I’ve tried, believe me, but I can’t summon up hate for my father—only pity, really, a dull ache. If my dad was the one who killed my mom, I don’t think he’ll wind up going to trial. He’s institutionalized already; no prison is going to be more punishing than the confines of his own mind. It just means exactly what my grandmother said—she’s the only family I really have left.

 

I know it’s my fault. I know I’m the one who asked Serenity to help me find my mother; who got Virgil on board. This is what curiosity gets you. You might live on top of the biggest toxic waste dump on the planet, but if you never dig, then all you ever know is that your grass is green and your garden is lush.

 

“People don’t realize how hard it is,” she says. “When my clients used to come to me, asking to talk to Uncle Sol or their beloved grandma, all they were focusing on was the hello, the chance to say what they didn’t say when the person was alive. But when you open a door, you have to close it behind you. You might say hello, but you also wind up saying good-bye.”

 

I face her. “I wasn’t asleep. When you and Virgil were talking, in the car? I heard everything you said.”

 

Serenity freezes. “Well, then,” she says. “I guess you know I’m a fraud.”

 

“You aren’t, though. You found that necklace. And the wallet.”

 

She shakes her head. “I just happened to be in the right place at the right time.”

 

I think about this for a moment. “But isn’t that what being psychic is?”

 

I can tell that she never thought about it that way.

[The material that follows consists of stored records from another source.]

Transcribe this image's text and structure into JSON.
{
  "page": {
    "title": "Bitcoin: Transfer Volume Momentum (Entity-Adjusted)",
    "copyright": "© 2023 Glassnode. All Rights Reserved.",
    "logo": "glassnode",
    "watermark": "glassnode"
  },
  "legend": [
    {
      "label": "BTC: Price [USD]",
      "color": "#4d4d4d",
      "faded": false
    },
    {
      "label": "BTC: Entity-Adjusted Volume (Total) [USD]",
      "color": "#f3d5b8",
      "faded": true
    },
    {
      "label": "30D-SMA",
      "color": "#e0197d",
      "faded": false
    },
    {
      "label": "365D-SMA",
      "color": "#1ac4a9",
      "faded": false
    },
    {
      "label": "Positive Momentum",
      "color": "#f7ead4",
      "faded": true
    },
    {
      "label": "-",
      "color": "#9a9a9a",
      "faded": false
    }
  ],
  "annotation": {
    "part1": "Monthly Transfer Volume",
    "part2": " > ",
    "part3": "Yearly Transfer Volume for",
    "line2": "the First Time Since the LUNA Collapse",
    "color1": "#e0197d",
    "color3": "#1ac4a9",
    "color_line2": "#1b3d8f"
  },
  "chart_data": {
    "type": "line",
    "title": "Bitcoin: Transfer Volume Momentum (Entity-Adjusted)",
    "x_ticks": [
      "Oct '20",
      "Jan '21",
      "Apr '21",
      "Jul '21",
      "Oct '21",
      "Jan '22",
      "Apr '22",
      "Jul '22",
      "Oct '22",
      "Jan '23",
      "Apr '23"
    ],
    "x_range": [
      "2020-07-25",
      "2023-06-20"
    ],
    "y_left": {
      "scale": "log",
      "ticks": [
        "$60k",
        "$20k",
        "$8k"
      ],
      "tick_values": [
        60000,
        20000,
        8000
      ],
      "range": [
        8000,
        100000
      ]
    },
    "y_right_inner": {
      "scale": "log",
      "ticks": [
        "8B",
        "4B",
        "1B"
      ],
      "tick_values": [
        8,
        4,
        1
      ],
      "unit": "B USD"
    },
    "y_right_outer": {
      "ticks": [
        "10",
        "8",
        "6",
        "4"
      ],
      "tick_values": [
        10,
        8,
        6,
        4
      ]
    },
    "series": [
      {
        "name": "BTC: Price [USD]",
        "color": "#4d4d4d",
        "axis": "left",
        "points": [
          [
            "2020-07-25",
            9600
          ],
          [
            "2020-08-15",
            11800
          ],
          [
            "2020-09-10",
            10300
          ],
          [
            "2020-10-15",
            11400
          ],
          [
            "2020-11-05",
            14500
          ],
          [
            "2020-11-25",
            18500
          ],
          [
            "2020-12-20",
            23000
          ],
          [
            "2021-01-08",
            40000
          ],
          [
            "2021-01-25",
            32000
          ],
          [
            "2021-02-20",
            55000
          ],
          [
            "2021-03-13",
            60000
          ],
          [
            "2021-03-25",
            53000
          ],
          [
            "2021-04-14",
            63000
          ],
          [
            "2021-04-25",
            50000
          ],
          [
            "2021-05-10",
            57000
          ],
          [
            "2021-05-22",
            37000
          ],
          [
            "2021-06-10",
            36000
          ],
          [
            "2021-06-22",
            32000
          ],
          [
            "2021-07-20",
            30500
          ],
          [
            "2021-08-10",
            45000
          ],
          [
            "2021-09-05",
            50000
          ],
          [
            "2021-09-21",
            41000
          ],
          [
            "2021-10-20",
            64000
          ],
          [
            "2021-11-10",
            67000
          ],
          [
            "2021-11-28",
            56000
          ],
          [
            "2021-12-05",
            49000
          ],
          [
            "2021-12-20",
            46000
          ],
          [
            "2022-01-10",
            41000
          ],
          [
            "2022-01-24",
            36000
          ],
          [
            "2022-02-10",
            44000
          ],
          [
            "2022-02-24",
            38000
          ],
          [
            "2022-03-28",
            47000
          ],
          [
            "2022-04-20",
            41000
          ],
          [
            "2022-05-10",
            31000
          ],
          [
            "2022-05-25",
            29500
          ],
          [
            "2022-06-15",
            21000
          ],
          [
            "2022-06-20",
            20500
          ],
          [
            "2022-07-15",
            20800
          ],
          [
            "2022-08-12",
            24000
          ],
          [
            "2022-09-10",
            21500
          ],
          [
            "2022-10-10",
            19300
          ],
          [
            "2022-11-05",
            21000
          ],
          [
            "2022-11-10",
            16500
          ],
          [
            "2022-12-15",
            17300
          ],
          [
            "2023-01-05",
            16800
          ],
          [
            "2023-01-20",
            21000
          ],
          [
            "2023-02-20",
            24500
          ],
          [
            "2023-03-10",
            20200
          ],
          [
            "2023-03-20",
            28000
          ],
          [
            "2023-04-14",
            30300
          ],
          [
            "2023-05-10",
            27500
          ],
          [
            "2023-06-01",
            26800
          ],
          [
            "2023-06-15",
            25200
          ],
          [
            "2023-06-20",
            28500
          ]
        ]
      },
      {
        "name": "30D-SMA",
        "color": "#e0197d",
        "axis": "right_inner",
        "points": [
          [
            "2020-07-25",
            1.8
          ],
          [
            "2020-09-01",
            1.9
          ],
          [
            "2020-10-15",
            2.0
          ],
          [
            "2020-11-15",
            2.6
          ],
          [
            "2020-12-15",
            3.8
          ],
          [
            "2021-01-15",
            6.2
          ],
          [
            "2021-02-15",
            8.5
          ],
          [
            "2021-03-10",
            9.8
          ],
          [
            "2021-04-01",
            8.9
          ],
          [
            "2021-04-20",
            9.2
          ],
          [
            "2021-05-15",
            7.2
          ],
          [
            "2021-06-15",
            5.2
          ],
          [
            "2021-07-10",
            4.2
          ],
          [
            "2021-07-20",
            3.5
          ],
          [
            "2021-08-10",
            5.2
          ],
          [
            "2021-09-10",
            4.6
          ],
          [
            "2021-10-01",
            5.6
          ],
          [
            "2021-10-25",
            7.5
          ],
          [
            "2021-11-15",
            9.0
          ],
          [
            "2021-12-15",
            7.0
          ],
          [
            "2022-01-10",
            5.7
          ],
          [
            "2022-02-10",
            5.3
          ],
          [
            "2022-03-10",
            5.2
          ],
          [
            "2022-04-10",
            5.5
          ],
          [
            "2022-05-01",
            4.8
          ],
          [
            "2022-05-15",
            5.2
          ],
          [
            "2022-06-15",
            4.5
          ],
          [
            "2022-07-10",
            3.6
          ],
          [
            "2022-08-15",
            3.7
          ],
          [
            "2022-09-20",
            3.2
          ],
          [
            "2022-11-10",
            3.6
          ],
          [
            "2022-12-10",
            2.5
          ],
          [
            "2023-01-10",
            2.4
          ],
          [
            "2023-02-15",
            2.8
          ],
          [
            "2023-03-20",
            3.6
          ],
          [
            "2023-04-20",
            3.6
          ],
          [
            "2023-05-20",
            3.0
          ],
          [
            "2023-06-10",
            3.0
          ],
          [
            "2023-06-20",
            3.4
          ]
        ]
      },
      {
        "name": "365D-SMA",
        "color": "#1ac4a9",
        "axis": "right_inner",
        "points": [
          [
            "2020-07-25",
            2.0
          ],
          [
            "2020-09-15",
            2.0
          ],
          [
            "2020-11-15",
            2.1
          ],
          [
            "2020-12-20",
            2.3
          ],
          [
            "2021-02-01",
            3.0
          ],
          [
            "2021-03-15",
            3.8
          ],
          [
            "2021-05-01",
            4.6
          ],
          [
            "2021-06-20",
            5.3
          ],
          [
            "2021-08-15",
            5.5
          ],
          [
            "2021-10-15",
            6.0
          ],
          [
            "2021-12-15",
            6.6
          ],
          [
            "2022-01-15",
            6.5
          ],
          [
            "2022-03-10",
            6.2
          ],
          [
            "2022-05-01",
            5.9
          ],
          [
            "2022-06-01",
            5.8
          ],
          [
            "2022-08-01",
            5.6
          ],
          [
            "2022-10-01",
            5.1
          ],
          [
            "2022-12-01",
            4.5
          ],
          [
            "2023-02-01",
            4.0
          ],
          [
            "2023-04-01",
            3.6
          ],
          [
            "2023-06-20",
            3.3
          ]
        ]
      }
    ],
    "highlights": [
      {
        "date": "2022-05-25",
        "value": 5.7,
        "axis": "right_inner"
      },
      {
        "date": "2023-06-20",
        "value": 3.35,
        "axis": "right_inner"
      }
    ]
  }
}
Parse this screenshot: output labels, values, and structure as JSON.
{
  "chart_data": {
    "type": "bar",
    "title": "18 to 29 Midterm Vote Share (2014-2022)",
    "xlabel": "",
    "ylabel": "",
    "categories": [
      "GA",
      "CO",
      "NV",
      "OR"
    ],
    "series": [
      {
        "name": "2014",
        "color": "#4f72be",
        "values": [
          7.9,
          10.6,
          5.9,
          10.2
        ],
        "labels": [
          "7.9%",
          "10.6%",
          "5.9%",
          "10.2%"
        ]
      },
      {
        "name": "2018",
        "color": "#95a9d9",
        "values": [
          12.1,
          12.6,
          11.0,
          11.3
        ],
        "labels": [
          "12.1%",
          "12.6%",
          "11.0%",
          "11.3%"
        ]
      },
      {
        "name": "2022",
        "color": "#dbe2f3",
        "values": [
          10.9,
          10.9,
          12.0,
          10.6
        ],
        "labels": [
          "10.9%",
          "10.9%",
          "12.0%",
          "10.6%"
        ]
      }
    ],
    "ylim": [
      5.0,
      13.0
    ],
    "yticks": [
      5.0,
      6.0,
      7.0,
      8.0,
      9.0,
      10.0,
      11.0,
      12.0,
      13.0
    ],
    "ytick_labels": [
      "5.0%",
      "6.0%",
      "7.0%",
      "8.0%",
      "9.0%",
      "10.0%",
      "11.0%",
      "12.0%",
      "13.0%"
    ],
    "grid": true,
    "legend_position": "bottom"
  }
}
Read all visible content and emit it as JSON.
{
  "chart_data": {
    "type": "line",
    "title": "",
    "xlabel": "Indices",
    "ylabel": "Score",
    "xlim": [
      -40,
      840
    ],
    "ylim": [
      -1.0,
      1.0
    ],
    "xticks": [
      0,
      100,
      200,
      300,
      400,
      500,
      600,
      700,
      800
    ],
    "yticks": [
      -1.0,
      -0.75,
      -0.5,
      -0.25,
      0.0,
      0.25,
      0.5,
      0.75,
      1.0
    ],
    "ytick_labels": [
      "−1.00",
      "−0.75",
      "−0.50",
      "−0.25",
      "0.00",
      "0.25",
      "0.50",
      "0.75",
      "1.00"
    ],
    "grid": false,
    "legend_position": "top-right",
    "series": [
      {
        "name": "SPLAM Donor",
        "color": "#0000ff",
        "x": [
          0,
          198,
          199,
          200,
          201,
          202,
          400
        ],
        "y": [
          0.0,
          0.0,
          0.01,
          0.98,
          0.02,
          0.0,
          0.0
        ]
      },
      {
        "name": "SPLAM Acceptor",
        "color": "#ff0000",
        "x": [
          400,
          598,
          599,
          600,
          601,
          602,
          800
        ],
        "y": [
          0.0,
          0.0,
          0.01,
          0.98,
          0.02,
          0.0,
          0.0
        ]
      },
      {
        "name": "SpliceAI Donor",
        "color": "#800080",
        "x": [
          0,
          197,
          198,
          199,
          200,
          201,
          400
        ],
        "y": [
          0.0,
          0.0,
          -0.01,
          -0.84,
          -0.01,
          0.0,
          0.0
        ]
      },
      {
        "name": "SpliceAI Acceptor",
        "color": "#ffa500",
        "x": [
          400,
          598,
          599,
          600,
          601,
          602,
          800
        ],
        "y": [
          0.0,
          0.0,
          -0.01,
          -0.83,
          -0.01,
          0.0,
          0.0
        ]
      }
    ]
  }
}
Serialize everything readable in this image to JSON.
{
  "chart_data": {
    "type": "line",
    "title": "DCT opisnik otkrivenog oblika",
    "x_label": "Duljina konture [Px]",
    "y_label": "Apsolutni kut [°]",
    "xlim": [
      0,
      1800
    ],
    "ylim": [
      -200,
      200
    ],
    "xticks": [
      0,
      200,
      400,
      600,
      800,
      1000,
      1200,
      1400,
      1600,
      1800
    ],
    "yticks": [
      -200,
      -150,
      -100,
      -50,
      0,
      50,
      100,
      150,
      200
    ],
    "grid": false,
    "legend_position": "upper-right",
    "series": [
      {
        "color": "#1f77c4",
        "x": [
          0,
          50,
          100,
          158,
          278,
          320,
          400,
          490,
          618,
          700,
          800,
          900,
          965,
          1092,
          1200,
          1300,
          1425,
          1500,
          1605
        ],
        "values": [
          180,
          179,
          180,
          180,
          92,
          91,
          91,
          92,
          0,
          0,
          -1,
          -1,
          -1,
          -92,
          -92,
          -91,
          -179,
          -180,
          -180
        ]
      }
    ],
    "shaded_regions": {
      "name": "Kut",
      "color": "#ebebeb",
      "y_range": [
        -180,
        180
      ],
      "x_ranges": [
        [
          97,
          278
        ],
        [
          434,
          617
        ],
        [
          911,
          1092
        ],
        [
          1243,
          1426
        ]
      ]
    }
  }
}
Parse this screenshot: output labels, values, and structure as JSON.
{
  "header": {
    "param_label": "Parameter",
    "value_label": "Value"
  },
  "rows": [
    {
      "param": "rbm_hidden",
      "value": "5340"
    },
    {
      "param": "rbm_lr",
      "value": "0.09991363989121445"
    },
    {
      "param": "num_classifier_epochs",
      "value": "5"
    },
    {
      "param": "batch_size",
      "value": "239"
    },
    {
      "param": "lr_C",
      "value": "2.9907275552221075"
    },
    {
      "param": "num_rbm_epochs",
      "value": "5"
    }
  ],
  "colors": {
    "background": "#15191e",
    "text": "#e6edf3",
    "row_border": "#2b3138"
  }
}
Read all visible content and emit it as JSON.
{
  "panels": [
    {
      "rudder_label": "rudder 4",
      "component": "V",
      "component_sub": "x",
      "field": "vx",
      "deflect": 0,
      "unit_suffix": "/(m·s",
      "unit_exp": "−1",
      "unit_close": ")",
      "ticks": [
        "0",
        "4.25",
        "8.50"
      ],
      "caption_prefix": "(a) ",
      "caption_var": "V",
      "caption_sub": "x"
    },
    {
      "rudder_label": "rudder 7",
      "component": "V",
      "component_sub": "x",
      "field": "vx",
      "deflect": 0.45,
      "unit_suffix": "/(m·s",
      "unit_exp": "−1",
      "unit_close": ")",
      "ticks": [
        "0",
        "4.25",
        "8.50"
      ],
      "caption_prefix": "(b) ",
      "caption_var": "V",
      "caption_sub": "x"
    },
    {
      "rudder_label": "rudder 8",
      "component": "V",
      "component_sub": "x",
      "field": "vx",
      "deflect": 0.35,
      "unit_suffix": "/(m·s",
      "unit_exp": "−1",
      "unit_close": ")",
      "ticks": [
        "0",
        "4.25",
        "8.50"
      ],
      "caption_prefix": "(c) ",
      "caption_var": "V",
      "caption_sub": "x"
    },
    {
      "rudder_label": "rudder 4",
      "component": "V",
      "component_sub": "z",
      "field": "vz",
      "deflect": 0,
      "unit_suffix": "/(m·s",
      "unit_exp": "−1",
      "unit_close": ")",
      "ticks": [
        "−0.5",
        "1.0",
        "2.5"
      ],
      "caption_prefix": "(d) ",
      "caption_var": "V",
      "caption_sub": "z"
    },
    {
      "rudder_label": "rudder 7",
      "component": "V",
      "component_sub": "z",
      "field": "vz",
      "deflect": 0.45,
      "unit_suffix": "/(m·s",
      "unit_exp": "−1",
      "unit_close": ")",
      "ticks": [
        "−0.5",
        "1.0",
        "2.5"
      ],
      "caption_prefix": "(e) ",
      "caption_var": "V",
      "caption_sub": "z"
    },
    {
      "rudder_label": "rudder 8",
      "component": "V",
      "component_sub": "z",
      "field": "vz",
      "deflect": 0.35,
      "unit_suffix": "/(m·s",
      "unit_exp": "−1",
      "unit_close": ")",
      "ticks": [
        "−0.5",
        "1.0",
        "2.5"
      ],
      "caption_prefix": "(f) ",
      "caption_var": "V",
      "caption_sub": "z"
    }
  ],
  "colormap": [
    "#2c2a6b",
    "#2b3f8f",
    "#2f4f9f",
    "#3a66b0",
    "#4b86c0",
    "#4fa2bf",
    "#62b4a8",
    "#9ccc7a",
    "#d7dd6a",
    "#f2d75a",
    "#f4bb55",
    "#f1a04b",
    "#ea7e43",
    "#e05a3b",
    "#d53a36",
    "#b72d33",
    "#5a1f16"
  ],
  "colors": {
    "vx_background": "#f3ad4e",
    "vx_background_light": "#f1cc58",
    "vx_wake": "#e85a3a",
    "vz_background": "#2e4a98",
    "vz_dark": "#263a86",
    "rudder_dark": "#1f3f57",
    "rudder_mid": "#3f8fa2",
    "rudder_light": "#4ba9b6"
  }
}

One man’s coincidence is another’s connection. Does it matter if it’s gut feeling, like Virgil says, or psychic intuition, if you still get what you’re searching for?

 

She pulls a blanket up from the floor to cover her feet, and casts it wide so it will cover me, too. “Maybe,” she concedes. “Still, it’s nothing like what it used to be. Other people’s thoughts—they just were suddenly there in my head. Sometimes the connection was crystal clear, and sometimes it was like being on a cell phone in the mountains, where you only catch every third word. But it was more than stumbling over something shiny in the grass.”

 

We are cuddled under a blanket that smells like Tide and Indian food, and rain is striking the windows from outside. I realize this is very close to the image I’d conjured earlier, of what my life would have been like if my mother had survived.

 

I glance at Serenity. “Do you miss it? Hearing from people who are gone?”

 

“Yes,” she admits.

 

I lean my head on her shoulder. “Me, too,” I say.